Setelah aku tahu namaku tidak dimasukkan ke dalam kelompok, aku hanya bilang, "oke gapapa." Hanya itu saja. Apakah kalian tersinggung jika aku berada di kelompok kalian dan tidak mengerjakan apa - apa dan namaku tidak di tulis dalam kelompok kalian? Coba beritahu letak kesalahannya ada dimana? Separuh dari siswa di kelas mengibarkan bendera permusuhan denganku, separuhnya lagi anak laki - laki yang tidak tahu duduk perkaranya dan tidak ada masalah denganku yang membuat mereka memusuhiku. Aku tak apa. Memang aku itu cengeng, tapi entah kenapa aku tidak menangis saat itu. Walaupun cacian menghujaniku, mata - mata yang seakan melucuti pakaianku di depan umum hingga perasaan gelisah bagai besi yang menjadi alas kakiku untuk melangkah terasa begitu berat. Mungkin kalau bukan sebagai anak kecil kala itu, aku tidak tahu apa yang lebih buruk dari itu.

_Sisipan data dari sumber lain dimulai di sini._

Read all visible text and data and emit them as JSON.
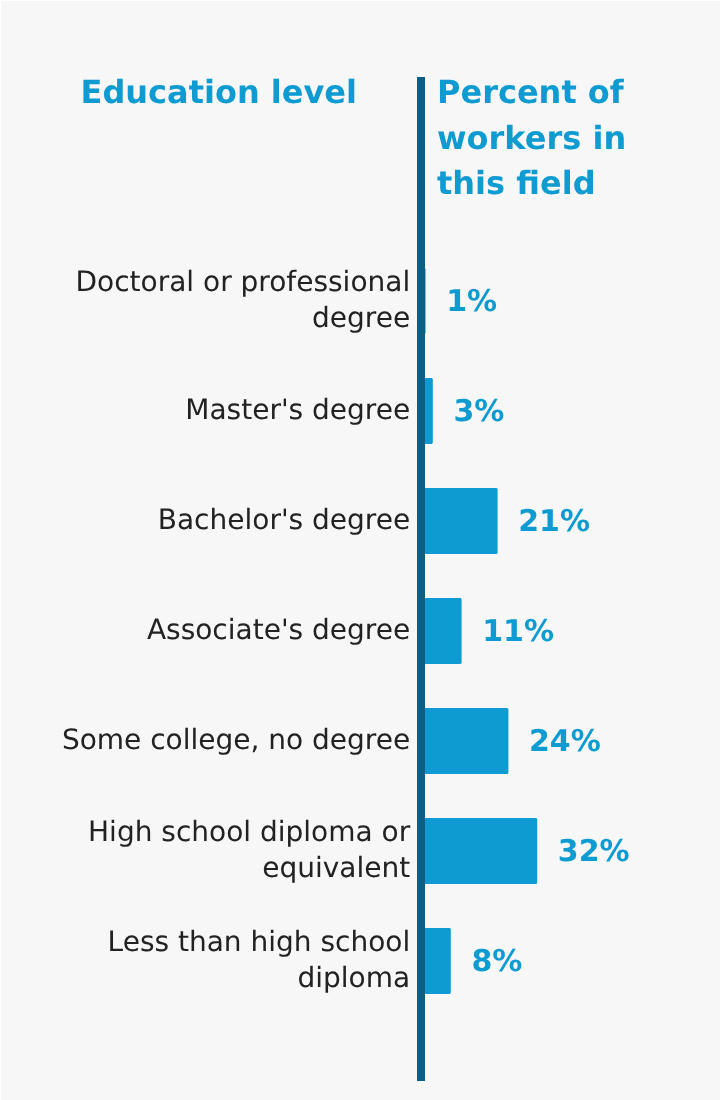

Apa yang mereka lakukan padaku adalah tepat untukku. Tidak ditulis dalam kelompok, karena aku memang tak mengerjakan adalah sebuah konsekuensi yang kudapatkan. Entah itu ide siapa pula aku tidak pernah tahu sampai sekarang. Sebenarnya tugas kelompok itu pada semester satu kelas tiga. Untuk tugas akhir tahun sebelum libur semester. Kalau dipikir kembali, dari sebuah tugas kelompok aku bisa menyatukan setengah dari seluruh siswa yang ada di kelasku untuk merundungku. Aku hebatkan? Menurutku itu adalah hal terhebat, bahkan ku kira jika menjadi seorang musuh tanpa sebuah kekuatan super, bagaimana menurut kalian?

***

Oke kembali lagi dengan pokok pembahasan sebelumnnya. Aku tidak naik kelas sudah kukatakan juga sebelumnya, aku tak masalah dengan itu dan aku tidak menyesalinya (mungkin). Tidak naik bukan karena tidak pintar hanya.. itu namanya bodoh. Bagi kalian yang pernah tidak naik, kalian bodoh. Tapi lebih bodoh lagi, jika setelah tidak naik kelas bukannya menjadi lebih baik malah semakin sewenang - wenang. Misalnya saja, merasa lebih tua setahun dua tahun boleh bertindak semaunya. Membangkang dengan guru, berkelahi atau berlagak senioritas. Hei, kalau bodoh ya bodoh saja! Jangan semuanya di klaim, kamu mau jadi bodoh kuadrat atau refleksi dari Lucifer. Mungkin aku juga salah, setelah tidak naik kelas malah menjadi sangat ambisius agar mendapat peringkat pertama. Sampai harus mengorbankan waktuku untuk mencari teman.

Tuhan itu punya cara buat umat-Nya bahagia. Ada rasa malu waktu aku nggak naik kelas, bahkan sampai sekarang juga. Gimana sih rasanya? Belum tahu aku perumpamaan yang pas untuk rasa malu ku karena tidak naik kelas.

Mungkin yang pernah nggak naik kelas bisa menjelaskannya. Kalau aku terlalu rumit. Paling mudah itu, merasakan sendiri aja. Info aja ya aku nggak naik kelas cuma sekali saja ya. Gila apa sampai berkali-kali. Saat nggak naik kelas aku langsung sadar dan tobat untuk belajar. Ceilehh gaya banget, hahaha..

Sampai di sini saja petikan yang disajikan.